Tracy Battaglia, a BU School of Medicine associate professor of medicine and an SPH associate professor of epidemiology, noted that some of the racial disparities in women’s health outcomes, such as breast cancer mortality, are driven by factors beyond the medical system. African American and low-income women are more likely to be diagnosed with cancer at later stages.
“A potential breast cancer diagnosis is not the most pressing issue in their lives,” Battaglia said. “Patients tell us that social issues at home are interfering with their ability to access care.”
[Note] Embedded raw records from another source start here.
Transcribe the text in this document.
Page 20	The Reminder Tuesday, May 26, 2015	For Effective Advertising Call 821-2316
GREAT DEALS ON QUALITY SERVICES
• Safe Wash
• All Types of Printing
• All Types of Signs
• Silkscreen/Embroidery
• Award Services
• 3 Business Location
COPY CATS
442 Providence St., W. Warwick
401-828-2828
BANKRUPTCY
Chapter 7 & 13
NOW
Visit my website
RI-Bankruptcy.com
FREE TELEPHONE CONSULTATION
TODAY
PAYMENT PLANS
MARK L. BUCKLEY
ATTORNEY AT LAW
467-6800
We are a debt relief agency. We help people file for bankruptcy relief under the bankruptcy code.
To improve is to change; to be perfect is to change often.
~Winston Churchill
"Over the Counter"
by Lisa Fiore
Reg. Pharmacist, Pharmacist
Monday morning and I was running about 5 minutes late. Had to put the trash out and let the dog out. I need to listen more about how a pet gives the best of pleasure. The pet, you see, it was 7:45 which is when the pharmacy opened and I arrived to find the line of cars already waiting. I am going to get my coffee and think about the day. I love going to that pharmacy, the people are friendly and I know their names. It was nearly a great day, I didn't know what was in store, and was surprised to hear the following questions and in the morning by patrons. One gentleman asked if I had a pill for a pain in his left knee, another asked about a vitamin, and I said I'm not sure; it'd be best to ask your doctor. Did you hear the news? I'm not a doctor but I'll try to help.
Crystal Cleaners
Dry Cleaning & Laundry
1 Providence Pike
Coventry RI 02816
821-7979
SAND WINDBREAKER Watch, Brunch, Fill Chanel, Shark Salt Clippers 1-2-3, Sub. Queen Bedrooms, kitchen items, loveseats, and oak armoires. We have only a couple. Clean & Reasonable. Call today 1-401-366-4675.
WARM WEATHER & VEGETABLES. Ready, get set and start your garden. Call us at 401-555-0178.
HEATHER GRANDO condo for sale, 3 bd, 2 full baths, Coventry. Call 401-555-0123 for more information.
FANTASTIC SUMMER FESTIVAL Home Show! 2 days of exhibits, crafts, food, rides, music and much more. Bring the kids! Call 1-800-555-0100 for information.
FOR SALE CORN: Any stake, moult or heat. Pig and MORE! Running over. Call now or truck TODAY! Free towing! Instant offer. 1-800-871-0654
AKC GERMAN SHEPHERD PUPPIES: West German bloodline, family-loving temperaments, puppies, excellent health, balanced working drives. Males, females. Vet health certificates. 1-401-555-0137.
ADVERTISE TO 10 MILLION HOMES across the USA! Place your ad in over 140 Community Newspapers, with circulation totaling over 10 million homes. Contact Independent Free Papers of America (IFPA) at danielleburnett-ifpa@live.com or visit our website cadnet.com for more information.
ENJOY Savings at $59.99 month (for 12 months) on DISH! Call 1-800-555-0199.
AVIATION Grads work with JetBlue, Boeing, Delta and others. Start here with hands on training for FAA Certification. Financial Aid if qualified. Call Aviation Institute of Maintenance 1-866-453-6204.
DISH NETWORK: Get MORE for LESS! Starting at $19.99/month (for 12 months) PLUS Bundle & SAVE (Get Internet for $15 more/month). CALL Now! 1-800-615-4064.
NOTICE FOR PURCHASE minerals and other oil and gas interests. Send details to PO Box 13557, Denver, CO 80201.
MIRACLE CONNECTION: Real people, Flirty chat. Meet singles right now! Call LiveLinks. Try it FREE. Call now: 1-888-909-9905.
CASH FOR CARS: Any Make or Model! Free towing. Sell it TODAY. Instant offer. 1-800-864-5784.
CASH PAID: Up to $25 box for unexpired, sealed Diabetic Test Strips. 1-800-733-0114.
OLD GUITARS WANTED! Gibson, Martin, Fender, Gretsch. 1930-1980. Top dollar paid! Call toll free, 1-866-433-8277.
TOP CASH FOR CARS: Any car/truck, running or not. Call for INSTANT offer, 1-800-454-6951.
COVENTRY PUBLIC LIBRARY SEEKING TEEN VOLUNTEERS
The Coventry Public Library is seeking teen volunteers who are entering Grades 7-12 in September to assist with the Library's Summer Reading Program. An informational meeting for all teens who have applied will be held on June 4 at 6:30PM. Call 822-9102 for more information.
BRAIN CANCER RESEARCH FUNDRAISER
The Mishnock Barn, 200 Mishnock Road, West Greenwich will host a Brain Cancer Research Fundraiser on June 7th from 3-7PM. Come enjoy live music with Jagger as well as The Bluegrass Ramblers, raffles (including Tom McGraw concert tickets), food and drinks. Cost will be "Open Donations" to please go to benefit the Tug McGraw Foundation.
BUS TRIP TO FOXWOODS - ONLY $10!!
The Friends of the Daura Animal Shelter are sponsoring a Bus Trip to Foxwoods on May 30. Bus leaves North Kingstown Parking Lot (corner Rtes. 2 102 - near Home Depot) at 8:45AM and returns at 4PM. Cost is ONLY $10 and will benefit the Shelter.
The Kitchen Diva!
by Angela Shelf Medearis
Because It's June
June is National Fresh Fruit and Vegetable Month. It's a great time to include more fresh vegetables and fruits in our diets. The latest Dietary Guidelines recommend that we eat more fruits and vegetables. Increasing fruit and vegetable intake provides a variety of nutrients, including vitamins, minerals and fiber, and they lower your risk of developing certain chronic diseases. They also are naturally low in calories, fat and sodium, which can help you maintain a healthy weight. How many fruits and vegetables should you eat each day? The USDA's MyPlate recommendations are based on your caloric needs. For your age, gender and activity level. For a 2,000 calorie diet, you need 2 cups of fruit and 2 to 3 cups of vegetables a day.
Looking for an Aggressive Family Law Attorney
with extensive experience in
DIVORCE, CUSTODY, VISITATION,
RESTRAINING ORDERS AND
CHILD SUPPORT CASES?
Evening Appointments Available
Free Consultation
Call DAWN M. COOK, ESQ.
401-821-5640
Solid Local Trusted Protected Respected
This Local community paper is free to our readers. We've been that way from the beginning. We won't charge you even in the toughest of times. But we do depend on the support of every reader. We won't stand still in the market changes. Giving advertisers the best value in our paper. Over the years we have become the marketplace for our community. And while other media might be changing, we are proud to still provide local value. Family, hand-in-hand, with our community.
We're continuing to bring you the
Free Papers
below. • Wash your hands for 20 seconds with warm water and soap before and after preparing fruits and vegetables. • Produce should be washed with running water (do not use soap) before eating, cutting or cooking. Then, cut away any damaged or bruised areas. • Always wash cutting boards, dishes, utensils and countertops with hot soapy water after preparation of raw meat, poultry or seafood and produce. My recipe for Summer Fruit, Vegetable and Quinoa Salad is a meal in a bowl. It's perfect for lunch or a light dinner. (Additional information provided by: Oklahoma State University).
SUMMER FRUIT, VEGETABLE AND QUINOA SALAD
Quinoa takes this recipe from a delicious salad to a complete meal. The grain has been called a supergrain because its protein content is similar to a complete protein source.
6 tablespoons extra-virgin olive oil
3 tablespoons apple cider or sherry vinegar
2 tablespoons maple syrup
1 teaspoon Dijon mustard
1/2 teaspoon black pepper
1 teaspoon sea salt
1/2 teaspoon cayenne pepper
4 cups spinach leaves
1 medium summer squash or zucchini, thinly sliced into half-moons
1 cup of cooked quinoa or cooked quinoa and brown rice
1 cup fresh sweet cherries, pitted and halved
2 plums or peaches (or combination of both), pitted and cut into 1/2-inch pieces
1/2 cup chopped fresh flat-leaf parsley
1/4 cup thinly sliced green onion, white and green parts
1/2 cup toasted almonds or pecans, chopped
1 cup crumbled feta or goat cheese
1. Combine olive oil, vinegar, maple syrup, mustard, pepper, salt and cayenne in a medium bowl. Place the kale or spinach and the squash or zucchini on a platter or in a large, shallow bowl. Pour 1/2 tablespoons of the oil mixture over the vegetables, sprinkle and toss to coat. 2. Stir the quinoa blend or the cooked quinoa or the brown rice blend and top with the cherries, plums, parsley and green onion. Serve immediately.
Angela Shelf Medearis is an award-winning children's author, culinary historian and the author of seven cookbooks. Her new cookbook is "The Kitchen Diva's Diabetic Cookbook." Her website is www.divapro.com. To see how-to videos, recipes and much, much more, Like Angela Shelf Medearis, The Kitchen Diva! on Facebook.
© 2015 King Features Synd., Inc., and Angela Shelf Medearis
Patient navigators, who help people to access health care, are useful, she said, but do not remedy the larger issue of health outcome disparities. For that, the medical system must join forces with community partners who can address the same disparities from different perspectives.
Pediatrician Jay Berry, a Harvard Medical School assistant professor of pediatrics and a Boston Children’s Hospital hospitalist, said some clinicians play a part in enabling inequalities in care for patients with disabilities by choosing not to treat those with severe problems. Encouraging more doctors to take on patients with the most complex needs could go far to reduce inequities, he said.
Many questions remain about the development origins of health disparities, which tend to become pronounced in midlife, Perez-Stable said. The role of adverse childhood events—“the whole issue of stress getting under the skin in kids”—warrants more exploration. He cited a number of factors that have been shown to help mitigate the negative effects of racism, such as supportive parenting, early childhood education, socialization, and patient-centered models of health care.
Sandro Galea, SPH dean and Robert A. Knox Professor, described the symposium, organized by Sara Bachman, an SSW associate professor of social research and an SPH associate professor of health law, policy, and management, as an attempt to better understand the systems of injustice that underlie inequities in health—and to rededicate attention to trying to close the gap between the “health haves and the have nots.”